Les « digérants » de Marc Giai-Miniet
par Yak Rivais
C’est à cette démolition/construction que procède Marc Giai-Miniet. Iconoclaste ? Barbare ? Non. Il dépoussière, façon Jarry avec sa pompe à phynance, et il se dépoussière. Comment marche l’homme ? La société ? L’art ? Tu bouffes, tu consommes, tu défèques, donc tu traverses un peu de temps : tu vis, tu as duré. Tout ce que fait l’homme a besoin d’énergie. Il marche, il parle, il peint, il pense, il crée, donc il consomme. Et si c’était l’inverse ? Par exemple : il consomme, donc il pense et il crée. Il n’est même pas libre de ne pas le faire. Diogène, à qui l’on demandait à quelle heure l’homme doit se repaître, répondait, cynique : « Le riche, quand il aura faim ; le pauvre quand il aura de quoi ».

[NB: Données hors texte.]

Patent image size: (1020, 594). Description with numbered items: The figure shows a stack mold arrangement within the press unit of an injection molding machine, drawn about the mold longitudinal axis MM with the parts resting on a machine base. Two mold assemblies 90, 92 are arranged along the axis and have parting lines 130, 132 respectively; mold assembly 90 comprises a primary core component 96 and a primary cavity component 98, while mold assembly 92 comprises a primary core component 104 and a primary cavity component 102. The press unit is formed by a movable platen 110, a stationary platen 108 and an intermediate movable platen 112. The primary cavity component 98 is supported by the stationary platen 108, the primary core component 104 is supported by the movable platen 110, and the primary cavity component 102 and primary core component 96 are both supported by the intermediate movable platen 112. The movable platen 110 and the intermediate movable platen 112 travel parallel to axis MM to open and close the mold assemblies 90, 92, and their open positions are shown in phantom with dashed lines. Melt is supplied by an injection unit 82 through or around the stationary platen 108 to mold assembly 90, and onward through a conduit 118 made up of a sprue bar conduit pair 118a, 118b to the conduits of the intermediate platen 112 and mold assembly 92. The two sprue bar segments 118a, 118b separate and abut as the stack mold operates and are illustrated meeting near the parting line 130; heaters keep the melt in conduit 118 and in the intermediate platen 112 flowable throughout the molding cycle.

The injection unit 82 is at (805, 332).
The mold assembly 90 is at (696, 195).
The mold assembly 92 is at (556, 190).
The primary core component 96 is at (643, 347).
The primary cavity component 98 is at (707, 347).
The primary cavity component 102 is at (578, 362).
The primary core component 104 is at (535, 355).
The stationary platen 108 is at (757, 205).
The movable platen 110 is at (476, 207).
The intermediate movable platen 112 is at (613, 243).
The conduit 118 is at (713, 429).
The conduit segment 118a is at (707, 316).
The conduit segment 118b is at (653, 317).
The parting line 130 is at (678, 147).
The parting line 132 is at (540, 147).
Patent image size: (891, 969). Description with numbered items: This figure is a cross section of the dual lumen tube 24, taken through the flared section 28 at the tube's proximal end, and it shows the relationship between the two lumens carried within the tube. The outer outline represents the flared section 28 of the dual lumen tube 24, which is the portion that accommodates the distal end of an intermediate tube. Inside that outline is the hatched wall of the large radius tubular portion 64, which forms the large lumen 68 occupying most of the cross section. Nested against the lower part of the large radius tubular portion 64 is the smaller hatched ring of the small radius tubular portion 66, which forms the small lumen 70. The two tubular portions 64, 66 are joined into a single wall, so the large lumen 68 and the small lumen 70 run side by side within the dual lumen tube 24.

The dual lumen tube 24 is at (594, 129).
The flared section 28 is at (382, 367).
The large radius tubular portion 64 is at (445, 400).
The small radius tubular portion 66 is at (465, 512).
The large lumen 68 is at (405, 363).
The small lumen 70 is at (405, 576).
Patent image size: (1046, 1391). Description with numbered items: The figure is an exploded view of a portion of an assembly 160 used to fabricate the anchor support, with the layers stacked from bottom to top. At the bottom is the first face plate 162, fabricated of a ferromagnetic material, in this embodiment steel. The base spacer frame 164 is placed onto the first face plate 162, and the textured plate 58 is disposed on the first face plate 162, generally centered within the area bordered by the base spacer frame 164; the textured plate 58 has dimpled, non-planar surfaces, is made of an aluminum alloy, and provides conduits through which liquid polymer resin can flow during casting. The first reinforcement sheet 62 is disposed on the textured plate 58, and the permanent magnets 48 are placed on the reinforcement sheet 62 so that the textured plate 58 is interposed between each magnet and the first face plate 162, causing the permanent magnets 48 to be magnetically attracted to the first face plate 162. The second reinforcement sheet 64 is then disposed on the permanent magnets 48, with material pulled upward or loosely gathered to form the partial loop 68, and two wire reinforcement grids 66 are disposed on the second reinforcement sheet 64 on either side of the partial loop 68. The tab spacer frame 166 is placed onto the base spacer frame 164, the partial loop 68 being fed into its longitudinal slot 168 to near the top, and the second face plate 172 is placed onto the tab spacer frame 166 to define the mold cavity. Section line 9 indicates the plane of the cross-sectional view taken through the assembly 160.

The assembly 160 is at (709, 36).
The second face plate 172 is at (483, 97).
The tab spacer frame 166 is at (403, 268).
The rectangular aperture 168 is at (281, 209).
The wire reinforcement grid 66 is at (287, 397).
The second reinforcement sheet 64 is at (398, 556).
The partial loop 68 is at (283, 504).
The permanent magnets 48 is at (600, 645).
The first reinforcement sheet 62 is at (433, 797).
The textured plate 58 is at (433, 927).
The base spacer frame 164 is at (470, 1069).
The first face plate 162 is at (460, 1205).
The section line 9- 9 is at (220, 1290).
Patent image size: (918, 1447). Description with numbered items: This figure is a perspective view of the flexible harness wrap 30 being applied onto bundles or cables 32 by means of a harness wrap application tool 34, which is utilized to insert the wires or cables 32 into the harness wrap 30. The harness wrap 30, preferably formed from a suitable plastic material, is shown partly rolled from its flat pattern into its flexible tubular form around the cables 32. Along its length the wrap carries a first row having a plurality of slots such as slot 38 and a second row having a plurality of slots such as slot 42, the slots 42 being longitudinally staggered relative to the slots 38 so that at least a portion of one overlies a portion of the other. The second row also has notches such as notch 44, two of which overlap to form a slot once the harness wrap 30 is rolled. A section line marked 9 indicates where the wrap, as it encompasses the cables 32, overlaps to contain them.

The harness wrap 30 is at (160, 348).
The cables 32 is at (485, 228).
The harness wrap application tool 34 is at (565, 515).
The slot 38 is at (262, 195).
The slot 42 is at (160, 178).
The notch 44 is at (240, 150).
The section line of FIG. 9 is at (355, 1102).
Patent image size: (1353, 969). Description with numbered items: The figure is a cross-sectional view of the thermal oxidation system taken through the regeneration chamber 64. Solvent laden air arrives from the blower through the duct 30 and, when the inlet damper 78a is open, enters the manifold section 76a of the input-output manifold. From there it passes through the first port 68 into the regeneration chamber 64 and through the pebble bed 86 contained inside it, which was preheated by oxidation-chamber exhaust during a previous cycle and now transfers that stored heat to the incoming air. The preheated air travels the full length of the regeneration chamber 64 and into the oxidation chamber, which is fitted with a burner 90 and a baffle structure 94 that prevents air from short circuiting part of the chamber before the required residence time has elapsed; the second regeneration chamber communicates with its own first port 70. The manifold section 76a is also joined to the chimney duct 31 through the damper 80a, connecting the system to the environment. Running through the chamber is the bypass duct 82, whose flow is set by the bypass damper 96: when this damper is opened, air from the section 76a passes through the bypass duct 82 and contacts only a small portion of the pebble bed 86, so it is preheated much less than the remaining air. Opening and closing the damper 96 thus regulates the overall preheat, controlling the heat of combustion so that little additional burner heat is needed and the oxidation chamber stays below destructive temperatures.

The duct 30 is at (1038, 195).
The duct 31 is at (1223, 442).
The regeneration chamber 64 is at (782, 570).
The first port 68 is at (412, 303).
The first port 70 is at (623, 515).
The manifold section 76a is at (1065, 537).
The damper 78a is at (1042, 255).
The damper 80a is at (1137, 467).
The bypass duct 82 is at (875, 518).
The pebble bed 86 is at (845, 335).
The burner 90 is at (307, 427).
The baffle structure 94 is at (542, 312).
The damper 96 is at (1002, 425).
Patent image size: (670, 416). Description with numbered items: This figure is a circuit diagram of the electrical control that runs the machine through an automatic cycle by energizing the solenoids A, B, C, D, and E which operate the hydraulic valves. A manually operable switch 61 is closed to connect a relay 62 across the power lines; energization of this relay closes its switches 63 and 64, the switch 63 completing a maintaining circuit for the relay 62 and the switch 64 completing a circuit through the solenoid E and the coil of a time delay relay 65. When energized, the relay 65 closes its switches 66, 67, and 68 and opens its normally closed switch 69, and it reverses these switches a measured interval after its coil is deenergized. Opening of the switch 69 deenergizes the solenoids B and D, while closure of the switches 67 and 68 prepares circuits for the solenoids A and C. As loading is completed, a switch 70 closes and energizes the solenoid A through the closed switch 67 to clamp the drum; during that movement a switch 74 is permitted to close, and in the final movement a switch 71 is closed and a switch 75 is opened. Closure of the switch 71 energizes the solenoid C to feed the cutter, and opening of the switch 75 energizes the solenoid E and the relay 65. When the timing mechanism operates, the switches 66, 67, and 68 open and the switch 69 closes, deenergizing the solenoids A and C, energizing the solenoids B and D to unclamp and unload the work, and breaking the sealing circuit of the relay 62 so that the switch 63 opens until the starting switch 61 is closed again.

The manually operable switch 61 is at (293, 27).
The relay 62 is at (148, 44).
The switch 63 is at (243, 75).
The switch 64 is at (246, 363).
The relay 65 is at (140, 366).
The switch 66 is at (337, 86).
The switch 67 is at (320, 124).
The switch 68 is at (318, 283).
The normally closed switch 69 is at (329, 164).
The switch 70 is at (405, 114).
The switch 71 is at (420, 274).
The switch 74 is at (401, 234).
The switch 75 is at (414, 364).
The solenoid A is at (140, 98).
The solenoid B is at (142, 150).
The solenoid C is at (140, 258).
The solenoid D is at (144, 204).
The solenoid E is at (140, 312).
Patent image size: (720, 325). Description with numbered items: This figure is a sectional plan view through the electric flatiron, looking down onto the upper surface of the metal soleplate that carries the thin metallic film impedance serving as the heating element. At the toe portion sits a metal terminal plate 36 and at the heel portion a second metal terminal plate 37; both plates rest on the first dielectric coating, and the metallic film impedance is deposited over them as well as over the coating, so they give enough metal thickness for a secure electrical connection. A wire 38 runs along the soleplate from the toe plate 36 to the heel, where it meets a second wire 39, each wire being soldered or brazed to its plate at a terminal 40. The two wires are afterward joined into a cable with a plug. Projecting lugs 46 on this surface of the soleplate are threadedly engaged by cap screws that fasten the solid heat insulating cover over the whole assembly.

Une question reste en suspens. Nous avons évoqué l’incipit. Pourquoi Marc Giai-Miniet fait des boîtes. Nous l’avons montré ailleurs, l’incipit littéraire n’a rien à voir avec l’incipit pictural. L’incipit littéraire est de l’ordre du concept. (Exemple : « Maître Corbeau sur un arbre perché tenait en son bec un fromage » contient déjà TOUTE la fable : oiseau laid, abri, nourriture. Cette phrase incipitale est grosse de tout ce qui suivra, et surtout du message subliminal, qui force La Fontaine à produire sa fable : amateur de mots, Monsieur, apprenez ce qui vaut le plus. Ce message caché, l’écrivain le porte, il faut qu’il sorte. Il ne mettra le point final à son œuvre que lorsqu’il l’y aura placé –sans le mesurer consciemment. Ici, le message s’adresse à Louis XIV d’abord, à tout lecteur ensuite, car le lecteur avale le poison dissimulé dans l’oeuvre, sous peine de ne pas adhérer à celle-ci. ) En peinture, l’incipit reste diffus, sans porte de sortie, ses termes sont juxtaposés. Mais il faut qu’il sorte également ; fait de confrontations. Ici : coupe d’immeuble, étagères, noir et blanc, culture, machine à consommer/ transformer, machine à voyager. Le désir d’incipit peut alors se cristalliser dans une idée « d’écriture » : la lecture des boîtes de gauche à droite et de haut en bas annexe ici évidemment la page du livre. La comparaison s’arrête là. Le livre n’est ni l’arme du peintre, ni son champ de manœuvre. Louis Pons, par exemple, ou Jacques Brissot, commençant un jour ancien à placer des objets au lieu de les dessiner, ne s’efforçaient-ils pas de cerner un incipit de catégorie « littéraire » ? Entendons Marc Giai-Miniet : « Je ne dirai pas ça pour moi : j’ai une idée, je cherche un objet qui va donner corps à cette idée, mais ce n’est pas l’objet qui crée l’idée. L’objet est soumis, transformé, trituré pour exprimer l’idée ». Cela l’exonère-t-il de son rôle inducteur ? Cela empêche-t-il l’association d’objets de mettre de l’ordre en suscitant le désordre, vers un nouvel ordre transcendé ? Cette démarche, cette technique relèvent du collage, au meilleur sens du mot. La création s’insère dans une hypothèque du tangible, AUTOUR des objets éprouvés. Littérairement : en amont et en aval. Plastiquement en confrontation- puzzle, chaque élément susceptible de rééquilibrer l’ensemble à tout moment.